Embora frágil e superficial, texto de Ronaldo Vainfas sobre ditadura pode suscitar perguntas essenciais acerca das relações entre historiador, política e ideologia

Por Jocelito Zalla – Outras Palavras

Frente aos 50 anos do golpe militar de 1964, a agenda de rememorações instaurada no país tem criado uma situação algo suspeita – do ponto de vista do ideal (questionável) de autonomia científica que norteia a universidade moderna – desde a profissionalização dos estudos históricos: o debate público e a academia têm se encontrado com uma força e uma constância incomum e, talvez, com raros precedentes no Brasil. Evidentemente, a lembrança laudatória vem dos setores conservadores que descendem diretamente do regime ou dos novos grupos que a eles se ligam ideologicamente, como o famigerado fenômeno neonazista.

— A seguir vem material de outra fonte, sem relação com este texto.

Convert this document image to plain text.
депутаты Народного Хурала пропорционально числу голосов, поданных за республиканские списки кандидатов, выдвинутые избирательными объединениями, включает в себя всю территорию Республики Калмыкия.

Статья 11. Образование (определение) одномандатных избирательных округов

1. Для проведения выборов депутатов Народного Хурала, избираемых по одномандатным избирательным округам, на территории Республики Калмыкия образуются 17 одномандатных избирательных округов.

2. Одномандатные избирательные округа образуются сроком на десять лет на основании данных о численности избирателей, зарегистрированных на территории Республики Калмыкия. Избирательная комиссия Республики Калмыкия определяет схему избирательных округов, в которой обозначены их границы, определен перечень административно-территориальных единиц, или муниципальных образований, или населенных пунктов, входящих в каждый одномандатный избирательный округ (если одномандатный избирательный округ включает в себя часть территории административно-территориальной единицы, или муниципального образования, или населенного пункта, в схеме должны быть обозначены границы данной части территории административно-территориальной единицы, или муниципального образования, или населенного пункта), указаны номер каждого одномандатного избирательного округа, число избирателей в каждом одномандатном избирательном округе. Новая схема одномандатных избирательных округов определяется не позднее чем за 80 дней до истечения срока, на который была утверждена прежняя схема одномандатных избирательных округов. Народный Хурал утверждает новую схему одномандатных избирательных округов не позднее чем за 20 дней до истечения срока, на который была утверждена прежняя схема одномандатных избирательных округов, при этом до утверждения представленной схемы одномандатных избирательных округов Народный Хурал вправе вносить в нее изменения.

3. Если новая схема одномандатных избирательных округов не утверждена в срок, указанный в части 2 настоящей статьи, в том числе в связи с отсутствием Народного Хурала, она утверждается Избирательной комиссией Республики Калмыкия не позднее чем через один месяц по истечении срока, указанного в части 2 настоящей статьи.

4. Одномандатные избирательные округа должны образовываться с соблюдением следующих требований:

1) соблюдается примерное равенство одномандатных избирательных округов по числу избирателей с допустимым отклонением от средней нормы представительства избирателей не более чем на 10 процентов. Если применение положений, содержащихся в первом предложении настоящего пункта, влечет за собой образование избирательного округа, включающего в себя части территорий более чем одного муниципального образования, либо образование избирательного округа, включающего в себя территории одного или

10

Em contrapartida, as memórias da resistência surgem aos borbotões, produzidas pelos opositores de então, pelas famílias dos desaparecidos, por todos que sofreram com a perseguição, a tortura e a barbárie de Estado, mas também por novas gerações de políticos e intelectuais, incluindo historiadores acadêmicos. Diante do incômodo com o posicionamento dos últimos, o que constitui um contra-trabalho de memória, Ronaldo Vainfas publicou um texto polêmico em seu perfil oficial em uma rede social, relativizando questões hoje fulcrais para a memória histórica que aos poucos se consolida e para o discurso de esquerda sobre o regime. Imediatamente, uma onda de repúdios se espalhou pela rede. O caso é revelador do atual estado das batalhas simbólicas em torno da última ditadura brasileira. Mais ainda da encruzilhada que as demandas do presente constroem para o historiador. Continue lendo “O golpe de 64 e a História na encruzilhada”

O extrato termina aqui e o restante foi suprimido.